Ainsi, comment favoriser l’accès de tous à une meilleure santé et qualité de vie, malgré une situation de plus en plus précaire pour nombre de nos compatriotes ? Que faudrait-il transformer dans le financement public de la santé pour mieux prendre en charge la prévention et l’éducation à la santé ?

Quel rôle pour le secteur privé ? Comment innover dans le mode de financement de la prévention ?

Le 1er octobre 2015, au Palais Bourbon, sous le parrainage de Bernadette Laclais, Députée de Savoie, politiques, professionnels de santé et associations de santé ont débattu ensemble autour de ces questions.

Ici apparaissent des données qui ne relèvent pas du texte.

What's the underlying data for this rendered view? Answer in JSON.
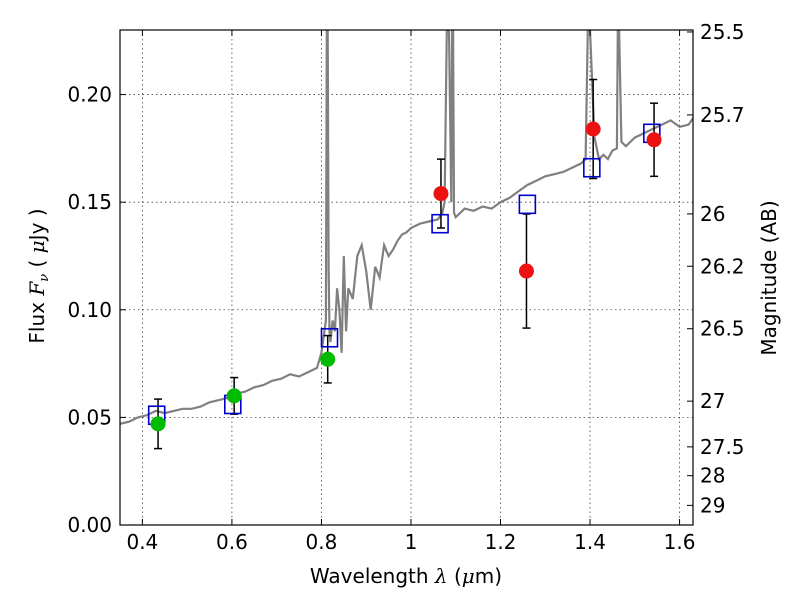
{
  "chart_data": {
    "type": "scatter",
    "xlabel": {
      "prefix": "Wavelength ",
      "symbol": "λ",
      "unit_open": " (",
      "unit_sym": "μ",
      "unit_rest": "m)"
    },
    "ylabel": {
      "prefix": "Flux ",
      "symbol_main": "F",
      "symbol_sub": "ν",
      "unit_open": " ( ",
      "unit_sym": "μ",
      "unit_rest": "Jy )"
    },
    "ylabel_right": "Magnitude (AB)",
    "xlim": [
      0.35,
      1.63
    ],
    "ylim": [
      0.0,
      0.23
    ],
    "grid": true,
    "x_ticks": [
      {
        "value": 0.4,
        "label": "0.4"
      },
      {
        "value": 0.6,
        "label": "0.6"
      },
      {
        "value": 0.8,
        "label": "0.8"
      },
      {
        "value": 1.0,
        "label": "1"
      },
      {
        "value": 1.2,
        "label": "1.2"
      },
      {
        "value": 1.4,
        "label": "1.4"
      },
      {
        "value": 1.6,
        "label": "1.6"
      }
    ],
    "y_ticks": [
      {
        "value": 0.0,
        "label": "0.00"
      },
      {
        "value": 0.05,
        "label": "0.05"
      },
      {
        "value": 0.1,
        "label": "0.10"
      },
      {
        "value": 0.15,
        "label": "0.15"
      },
      {
        "value": 0.2,
        "label": "0.20"
      }
    ],
    "y2_ticks": [
      {
        "value": 25.5,
        "label": "25.5"
      },
      {
        "value": 25.7,
        "label": "25.7"
      },
      {
        "value": 26.0,
        "label": "26"
      },
      {
        "value": 26.2,
        "label": "26.2"
      },
      {
        "value": 26.5,
        "label": "26.5"
      },
      {
        "value": 27.0,
        "label": "27"
      },
      {
        "value": 27.5,
        "label": "27.5"
      },
      {
        "value": 28.0,
        "label": "28"
      },
      {
        "value": 29.0,
        "label": "29"
      }
    ],
    "colors": {
      "spectrum": "#808080",
      "green": "#00bb00",
      "red": "#ee1111",
      "model_box": "#0000cc",
      "errorbar": "#000000",
      "grid": "#444444"
    },
    "spectrum": {
      "x": [
        0.35,
        0.37,
        0.39,
        0.41,
        0.43,
        0.45,
        0.47,
        0.49,
        0.51,
        0.53,
        0.55,
        0.57,
        0.59,
        0.61,
        0.63,
        0.65,
        0.67,
        0.69,
        0.71,
        0.73,
        0.75,
        0.77,
        0.79,
        0.8,
        0.81,
        0.812,
        0.814,
        0.816,
        0.818,
        0.82,
        0.825,
        0.83,
        0.835,
        0.84,
        0.845,
        0.85,
        0.855,
        0.86,
        0.87,
        0.88,
        0.89,
        0.9,
        0.91,
        0.92,
        0.93,
        0.94,
        0.95,
        0.96,
        0.97,
        0.98,
        0.99,
        1.0,
        1.02,
        1.04,
        1.06,
        1.07,
        1.075,
        1.08,
        1.085,
        1.09,
        1.092,
        1.094,
        1.096,
        1.1,
        1.12,
        1.14,
        1.16,
        1.18,
        1.2,
        1.22,
        1.24,
        1.26,
        1.28,
        1.3,
        1.32,
        1.34,
        1.36,
        1.38,
        1.39,
        1.395,
        1.4,
        1.41,
        1.42,
        1.43,
        1.44,
        1.45,
        1.46,
        1.462,
        1.465,
        1.47,
        1.48,
        1.49,
        1.5,
        1.52,
        1.54,
        1.56,
        1.58,
        1.6,
        1.62,
        1.63
      ],
      "y": [
        0.047,
        0.048,
        0.05,
        0.051,
        0.053,
        0.052,
        0.053,
        0.054,
        0.054,
        0.055,
        0.057,
        0.058,
        0.059,
        0.061,
        0.062,
        0.064,
        0.065,
        0.067,
        0.068,
        0.07,
        0.069,
        0.071,
        0.073,
        0.08,
        0.095,
        0.23,
        0.23,
        0.12,
        0.09,
        0.085,
        0.095,
        0.09,
        0.11,
        0.1,
        0.08,
        0.125,
        0.09,
        0.11,
        0.105,
        0.125,
        0.13,
        0.118,
        0.1,
        0.12,
        0.115,
        0.13,
        0.125,
        0.128,
        0.132,
        0.135,
        0.136,
        0.138,
        0.14,
        0.141,
        0.142,
        0.145,
        0.15,
        0.23,
        0.23,
        0.15,
        0.23,
        0.23,
        0.145,
        0.143,
        0.147,
        0.146,
        0.148,
        0.147,
        0.15,
        0.152,
        0.155,
        0.158,
        0.16,
        0.162,
        0.163,
        0.164,
        0.166,
        0.168,
        0.17,
        0.23,
        0.23,
        0.18,
        0.17,
        0.172,
        0.17,
        0.174,
        0.175,
        0.23,
        0.23,
        0.178,
        0.176,
        0.178,
        0.18,
        0.182,
        0.184,
        0.186,
        0.188,
        0.185,
        0.186,
        0.189
      ]
    },
    "observed_green": [
      {
        "x": 0.435,
        "y": 0.047,
        "yerr": 0.0115
      },
      {
        "x": 0.605,
        "y": 0.06,
        "yerr": 0.0085
      },
      {
        "x": 0.814,
        "y": 0.077,
        "yerr": 0.011
      }
    ],
    "observed_red": [
      {
        "x": 1.067,
        "y": 0.154,
        "yerr": 0.016
      },
      {
        "x": 1.258,
        "y": 0.118,
        "yerr": 0.0265
      },
      {
        "x": 1.407,
        "y": 0.184,
        "yerr": 0.023
      },
      {
        "x": 1.543,
        "y": 0.179,
        "yerr": 0.017
      }
    ],
    "model_points": [
      {
        "x": 0.432,
        "y": 0.051
      },
      {
        "x": 0.602,
        "y": 0.056
      },
      {
        "x": 0.818,
        "y": 0.087
      },
      {
        "x": 1.065,
        "y": 0.14
      },
      {
        "x": 1.26,
        "y": 0.149
      },
      {
        "x": 1.404,
        "y": 0.166
      },
      {
        "x": 1.538,
        "y": 0.182
      }
    ]
  }
}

A l’issue de cette journée, 5 propositions concrètes pour démocratiser la prévention ont été mises en avant :

1. Le développement de partenariats public-privé

Trop de contraintes réglementaires et des freins culturels brident la collaboration entre le secteur public et le secteur privé. Or, la prévention pourrait être beaucoup plus efficiente dans une enveloppe budgétaire donnée si les partenariats public-privé étaient encouragés, à partir d’un cahier des charges des bonnes pratiques.

2. Créer une plateforme en ligne recensant l’ensemble des initiatives de prévention et éducation santé sur les territoires

Beaucoup d’initiatives exemplaires méritent d’être connues, et les rendre publiques pourrait sinon inciter, du moins servir de modèles à la mise en oeuvre d’actions similaires ailleurs en France. Cela permettrait ainsi le recensement des actions ; leur déploiement et leur évaluation seraient facilités.

3. La prescription médicale d’activité physique pour les patients atteints d’Affection de Longue Durée (ALD)

L’impact thérapeutique d’une pratique sportive, encadrée par du personnel dédié, pour des patients atteints de maladies chroniques (exemple du cancer du sein ou de la prostate, diabète, maladies cardiovasculaires…) est prouvé scientifiquement. Le médecin devrait ainsi pouvoir prescrire de l’activité physique en cas de besoin et assurer le suivi vis-à-vis de ses patients. Cela pourrait avoir une incidence sur la réduction des dépenses de santé à moyen et long terme.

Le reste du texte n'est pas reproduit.